After the first detectable viral load, 12% of those with low-level viraemia went on to experience virologic failure within two years, compared to 5% of those with viral blips.

After adjusting for demographic and HIV-related factors (including antiretroviral regimen and treatment experience), low-level viraemia was shown to double the risk of virologic failure (adjusted hazard ratio 2.2, 95% confidence interval 1.6-3). Viral blips modestly increased the risk of virologic failure (aHR 1.70, 95% CI 1.3-2.2).

As well as viral blips and low-level viraemia, younger age, female sex, lower CD4 count, higher pre-treatment viral load, treatment experience and a history of injecting drug use each increased the risk of virologic failure, although each had less impact than viral blips on the subsequent risk of virologic failure.

"12% of those with low-level viraemia went on to experience virologic failure within two years, compared to 5% of those with viral blips."

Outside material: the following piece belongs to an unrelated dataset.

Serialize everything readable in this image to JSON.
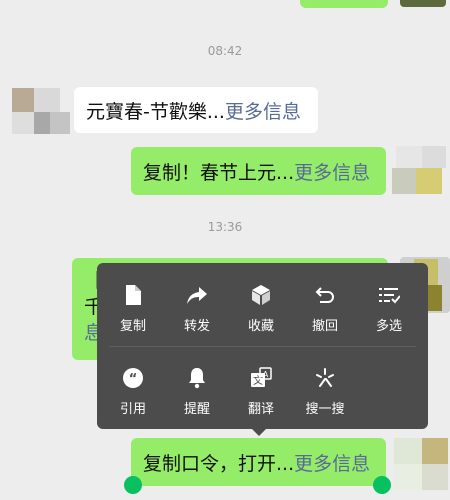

The relationship between viral blips, low-level viraemia and subsequent risk of virologic failure remained significant when the analysis was restricted to people who started treatment after 2014, but when the analysis was restricted to people whose first regimen contained an integrase inhibitor, the relationship ceased to be significant. However, the investigators note that the limited number of cases of viraemia in this category means that this result should be treated with caution.

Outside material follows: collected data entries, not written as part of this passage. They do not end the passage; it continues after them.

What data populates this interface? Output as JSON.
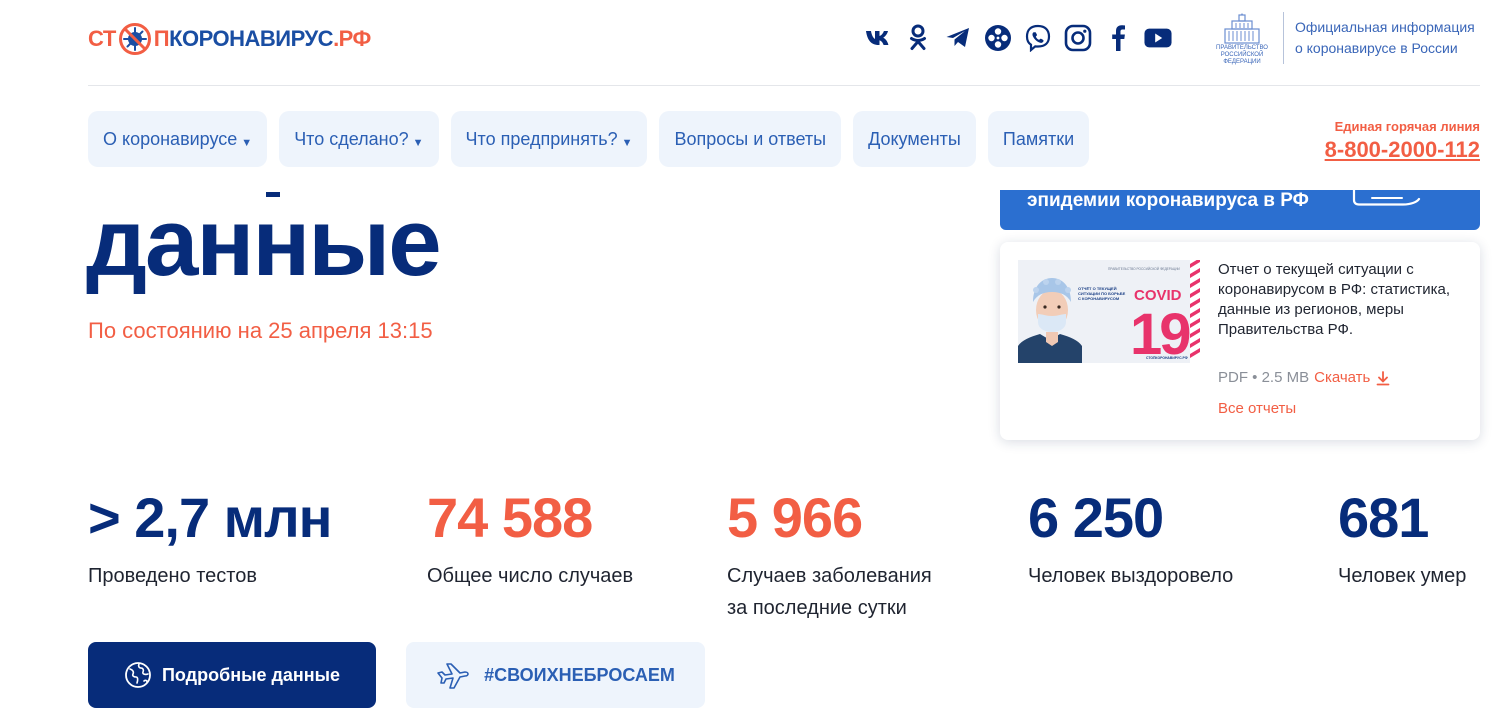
{
  "header": {
    "logo": {
      "part1": "СТ",
      "part2": "П",
      "part3": "КОРОНАВИРУС",
      "part4": ".РФ"
    },
    "socials": [
      {
        "name": "vk-icon"
      },
      {
        "name": "odnoklassniki-icon"
      },
      {
        "name": "telegram-icon"
      },
      {
        "name": "reel-icon"
      },
      {
        "name": "viber-icon"
      },
      {
        "name": "instagram-icon"
      },
      {
        "name": "facebook-icon"
      },
      {
        "name": "youtube-icon"
      }
    ],
    "gov": {
      "emblem_caption_1": "ПРАВИТЕЛЬСТВО",
      "emblem_caption_2": "РОССИЙСКОЙ",
      "emblem_caption_3": "ФЕДЕРАЦИИ",
      "line1": "Официальная информация",
      "line2": "о коронавирусе в России"
    }
  },
  "nav": {
    "items": [
      {
        "label": "О коронавирусе",
        "dropdown": true
      },
      {
        "label": "Что сделано?",
        "dropdown": true
      },
      {
        "label": "Что предпринять?",
        "dropdown": true
      },
      {
        "label": "Вопросы и ответы",
        "dropdown": false
      },
      {
        "label": "Документы",
        "dropdown": false
      },
      {
        "label": "Памятки",
        "dropdown": false
      }
    ],
    "caret": "▼"
  },
  "hotline": {
    "label": "Единая горячая линия",
    "phone": "8-800-2000-112"
  },
  "main": {
    "title": "данные",
    "as_of": "По состоянию на 25 апреля 13:15"
  },
  "banner": {
    "text": "эпидемии коронавируса в РФ"
  },
  "report": {
    "thumb": {
      "covid": "COVID",
      "number": "19",
      "caption_1": "ОТЧЁТ О ТЕКУЩЕЙ",
      "caption_2": "СИТУАЦИИ ПО БОРЬБЕ",
      "caption_3": "С КОРОНАВИРУСОМ",
      "brand": "СТОПКОРОНАВИРУС.РФ"
    },
    "title": "Отчет о текущей ситуации с коронавирусом в РФ: статистика, данные из регионов, меры Правительства РФ.",
    "format": "PDF • 2.5 MB",
    "download": "Скачать",
    "all_reports": "Все отчеты"
  },
  "stats": [
    {
      "value": "> 2,7 млн",
      "label": "Проведено тестов",
      "label2": "",
      "color": "blue"
    },
    {
      "value": "74 588",
      "label": "Общее число случаев",
      "label2": "",
      "color": "red"
    },
    {
      "value": "5 966",
      "label": "Случаев заболевания",
      "label2": "за последние сутки",
      "color": "red"
    },
    {
      "value": "6 250",
      "label": "Человек выздоровело",
      "label2": "",
      "color": "blue"
    },
    {
      "value": "681",
      "label": "Человек умер",
      "label2": "",
      "color": "blue"
    }
  ],
  "buttons": {
    "details": "Подробные данные",
    "hashtag": "#СВОИХНЕБРОСАЕМ"
  },
  "colors": {
    "brand_red": "#f25e44",
    "brand_blue": "#072c7a",
    "link_blue": "#2b5fb4",
    "nav_bg": "#eef4fc",
    "banner_blue": "#2b6fd0"
  }
}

One hundred and forty people had resistance tests within 90 days of their first viral load test during an episode of low-level viraemia. Forty-nine had at least one drug resistance mutation; 16 were found to be new mutations not present before starting treatment. Seven of the 16 cohort members with new mutations subsequently developed virologic failure. The most common mutation to emerge during low-level viraemia was the M184V mutation associated with exposure to lamivudine or emtricitabine.

The low number of resistance tests carried out during low-level viraemia make it difficult to judge to what extent virologic failure after low-level viraemia is driven by the early emergence of drug resistance during low-level viraemia. But the investigators say that the fact they detected new drug resistance mutations in people with viral load below 200 copies/ml lends support to the European AIDS Clinical Society’s recommendation of resistance testing during episodes of low-level viraemia, with adjustment of the regimen if resistance is detected.